There was little meaningful economic news for the US this week. So, in this column, I’ll take a look at the long-term chart of various averages along with other measures of market breadth. The charts will show that the market continues to weaken, meaning, at best, we’ll see consolidation around current price levels.
Let’s start with a look at the SPYs weekly chart:
Starting in 2Q15, the SPYs hit resistance in the 210-212 area. They sold off to ~180 in 3Q15, rallied to near previous levels and then sold-off again at the beginning of the year. The area highlighted in green shows that prices are generally consolidating in the 180-210/212 price area. However, momentum is declining and prices are weaker.
Let’s combine that information with weekly charts of the mid-cap and small-cap sectors:
The IJHs (mid-cap, top chart) and IWMs (small-cap, bottom chart) have the exact same price characteristics. Starting in 2Q15, each printed lower lows and lower highs, which is a classic market sell-off pattern. And like the SPYs, momentum (the MACD) is weaker.Price strength for both, however, is picking up a bit, with both RSIs ~50.

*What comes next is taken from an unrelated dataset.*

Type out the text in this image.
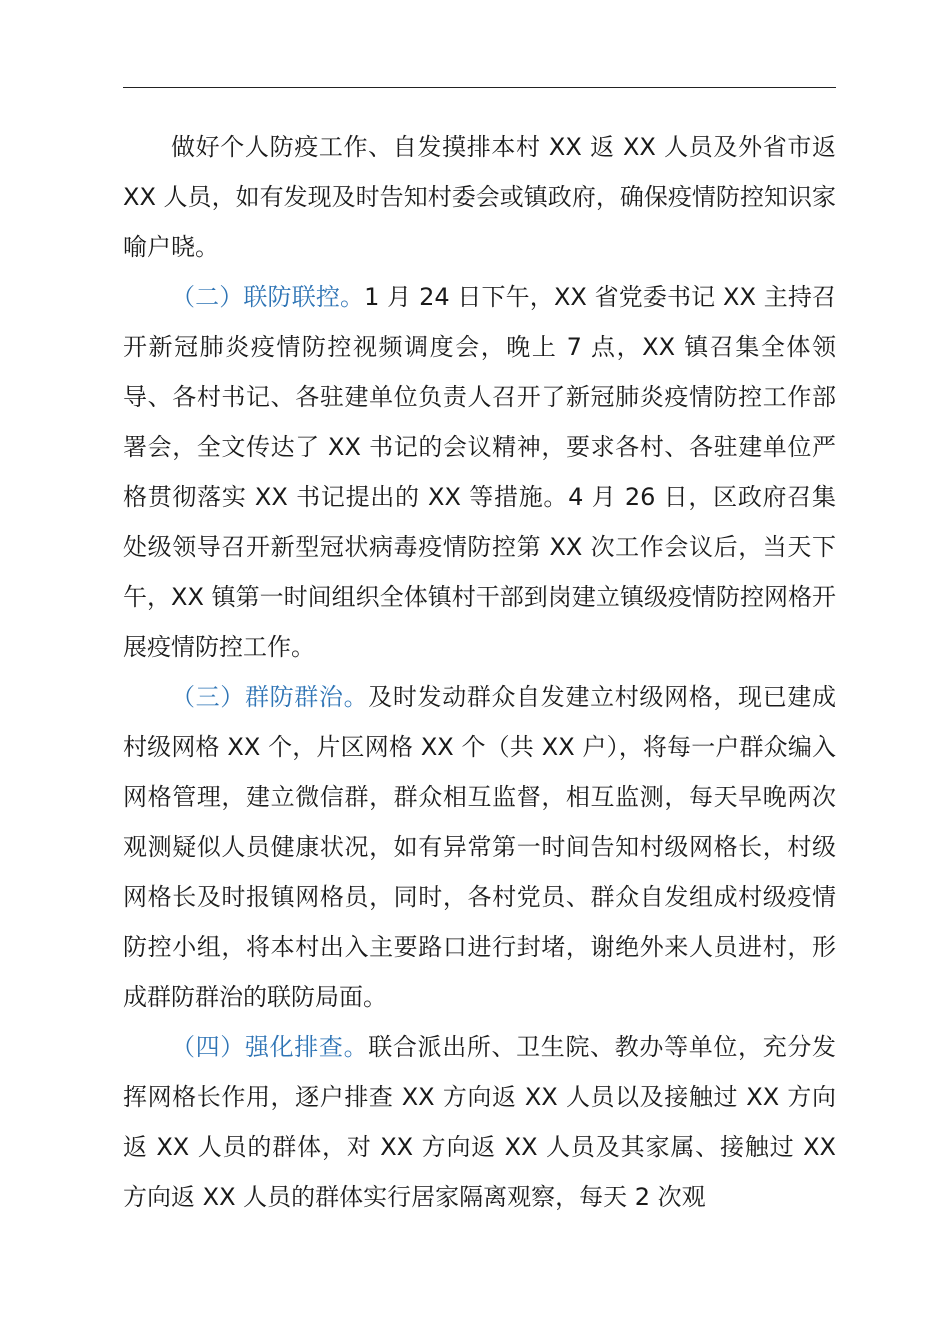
做好个人防疫工作、自发摸排本村 XX 返 XX 人员及外省市返 XX 人员，如有发现及时告知村委会或镇政府，确保疫情防控知识家喻户晓。

（二）联防联控。1 月 24 日下午，XX 省党委书记 XX 主持召开新冠肺炎疫情防控视频调度会，晚上 7 点，XX 镇召集全体领导、各村书记、各驻建单位负责人召开了新冠肺炎疫情防控工作部署会，全文传达了 XX 书记的会议精神，要求各村、各驻建单位严格贯彻落实 XX 书记提出的 XX 等措施。4 月 26 日，区政府召集处级领导召开新型冠状病毒疫情防控第 XX 次工作会议后，当天下午，XX 镇第一时间组织全体镇村干部到岗建立镇级疫情防控网格开展疫情防控工作。

（三）群防群治。及时发动群众自发建立村级网格，现已建成村级网格 XX 个，片区网格 XX 个（共 XX 户），将每一户群众编入网格管理，建立微信群，群众相互监督，相互监测，每天早晚两次观测疑似人员健康状况，如有异常第一时间告知村级网格长，村级网格长及时报镇网格员，同时，各村党员、群众自发组成村级疫情防控小组，将本村出入主要路口进行封堵，谢绝外来人员进村，形成群防群治的联防局面。

（四）强化排查。联合派出所、卫生院、教办等单位，充分发挥网格长作用，逐户排查 XX 方向返 XX 人员以及接触过 XX 方向返 XX 人员的群体，对 XX 方向返 XX 人员及其家属、接触过 XX 方向返 XX 人员的群体实行居家隔离观察，每天 2 次观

Now, let’s turn to several broader indicators:
The top chart shows the number of NYSE stocks above their respective 200 day EMAs while the lower shows the number above their respective 50 day EMAs. The former level is 45 while the latter is 85. This indicates two key points. First, more stocks are below their respective 200 day EMAs than above.This explains why the number of stocks over their 50 day EMA is higher than those of their 200 day EMA. Second, the high level of stocks above their 50 day EMA indicates this latest rally is probably nearing the end.
Let’s look at the same charts for the Nasdaq:
While the respective percentages for both indicators is different, the conclusion is the same: a large number of Nasdaq equities are below their respective 200 day EMAs. And, with a fairly high percentage of stocks (69%) over their 50 day EMA, this latest rally is probably nearing its end.